Es cierto que cerca de un 60% de las personas que padecen esta molestia la sufren únicamente por herencia genética y, principalmente, es un mal que se prodiga más entre mujeres que entre hombres. Sin embargo, existen algunas formas de intentar evitarlos que, en la mayoría de los casos, suelen ser bastante efectivas. A continuación te ofrecemos algunos consejos interesantes que te ayudarán a mantener tus pies sanos de cara a la nueva temporada.
En primer lugar es importante llevar un buen calzado, sobre todo durante estos meses, cuando se lleva totalmente cerrado. Puntera ancha y material blando son dos condiciones imprescindibles para que tus pies se adapten al zapato sin dolor. Del mismo modo, deberemos evitar los tacones que midan más de 4 ó 5 centímetros, así como aquellos de puntera estrecha, que son especialmente dañinos y producen distintas alteraciones en la morfología podal.

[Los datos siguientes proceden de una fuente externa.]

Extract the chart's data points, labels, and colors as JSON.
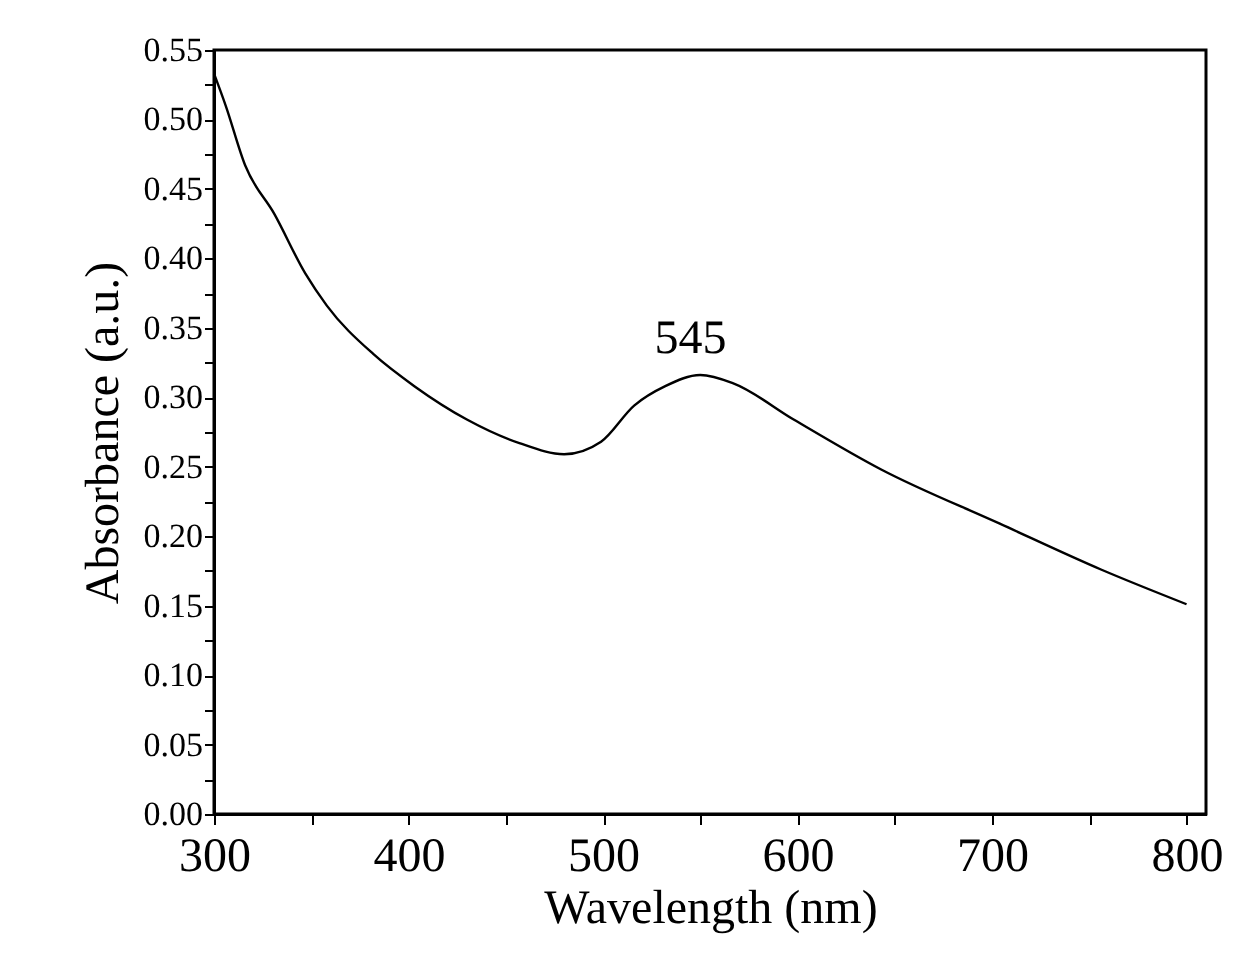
{
  "chart_data": {
    "type": "line",
    "xlabel": "Wavelength (nm)",
    "ylabel": "Absorbance (a.u.)",
    "x": [
      300,
      306,
      316,
      331,
      347,
      358,
      382,
      403,
      430,
      457,
      480,
      499,
      516,
      532,
      550,
      567,
      598,
      643,
      704,
      756,
      800
    ],
    "series": [
      {
        "color": "#000000",
        "values": [
          0.533,
          0.51,
          0.467,
          0.432,
          0.389,
          0.366,
          0.331,
          0.308,
          0.284,
          0.267,
          0.259,
          0.268,
          0.294,
          0.308,
          0.316,
          0.31,
          0.284,
          0.248,
          0.209,
          0.176,
          0.151
        ]
      }
    ],
    "annotations": [
      {
        "text": "545",
        "x": 545,
        "y": 0.316
      }
    ],
    "xlim": [
      300,
      810
    ],
    "xticks": [
      300,
      {
        "value": 350,
        "label": null
      },
      400,
      {
        "value": 450,
        "label": null
      },
      500,
      {
        "value": 550,
        "label": null
      },
      600,
      {
        "value": 650,
        "label": null
      },
      700,
      {
        "value": 750,
        "label": null
      },
      800
    ],
    "ylim": [
      0,
      0.55
    ],
    "yticks": [
      {
        "value": 0,
        "label": "0.00"
      },
      {
        "value": 0.025,
        "label": null
      },
      {
        "value": 0.05,
        "label": "0.05"
      },
      {
        "value": 0.075,
        "label": null
      },
      {
        "value": 0.1,
        "label": "0.10"
      },
      {
        "value": 0.125,
        "label": null
      },
      {
        "value": 0.15,
        "label": "0.15"
      },
      {
        "value": 0.175,
        "label": null
      },
      {
        "value": 0.2,
        "label": "0.20"
      },
      {
        "value": 0.225,
        "label": null
      },
      {
        "value": 0.25,
        "label": "0.25"
      },
      {
        "value": 0.275,
        "label": null
      },
      {
        "value": 0.3,
        "label": "0.30"
      },
      {
        "value": 0.325,
        "label": null
      },
      {
        "value": 0.35,
        "label": "0.35"
      },
      {
        "value": 0.375,
        "label": null
      },
      {
        "value": 0.4,
        "label": "0.40"
      },
      {
        "value": 0.425,
        "label": null
      },
      {
        "value": 0.45,
        "label": "0.45"
      },
      {
        "value": 0.475,
        "label": null
      },
      {
        "value": 0.5,
        "label": "0.50"
      },
      {
        "value": 0.525,
        "label": null
      },
      {
        "value": 0.55,
        "label": "0.55"
      }
    ],
    "grid": false,
    "marker": "none",
    "line_style": "solid"
  }
}
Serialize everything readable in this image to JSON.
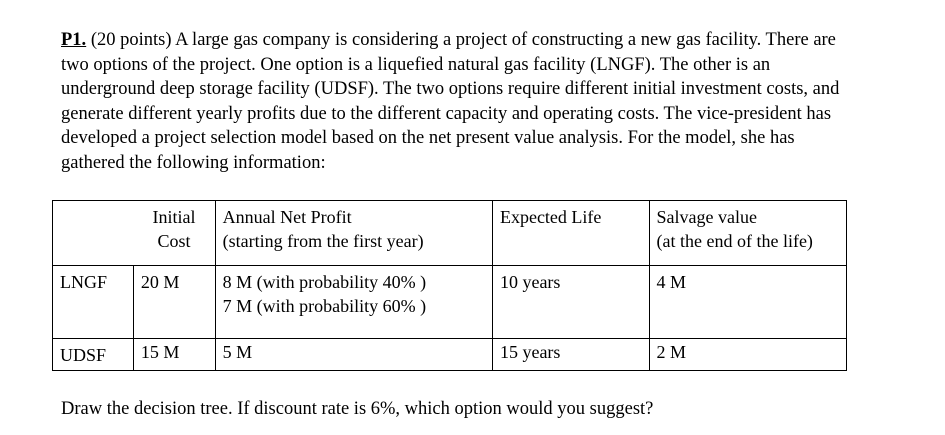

Existen también algunos deportes nocivos para esta dolencia, el más clásico es el ballet; aunque, en cualquier caso, lo recomendable es no realizar ningún sobresfuerzo con esta parte tan delicada e importante de nuestro cuerpo y evitar estar muchas horas de pie.
Por otro lado, si las molestias comienzan, se haya desarrollado o no la protuberancia -puede no hacerlo nunca y resultar prácticamente igual de molesto- el dolor se puede paliar con plantillas especiales, aplicando hielo sobre la zona, caminando descalzo el máximo rato posible, aplicando un masaje, dejando los pies en alto al menos 10 minutos o dándose baños de agua caliente con sal.
En cualquier caso, si persiste el dolor y éste te impide llevar una vida normal, si se te enrojece la zona o eres diabético no dudes consultar enseguida a tu ortopedista. Tal vez una cirugía reconstructiva pueda ayudarte.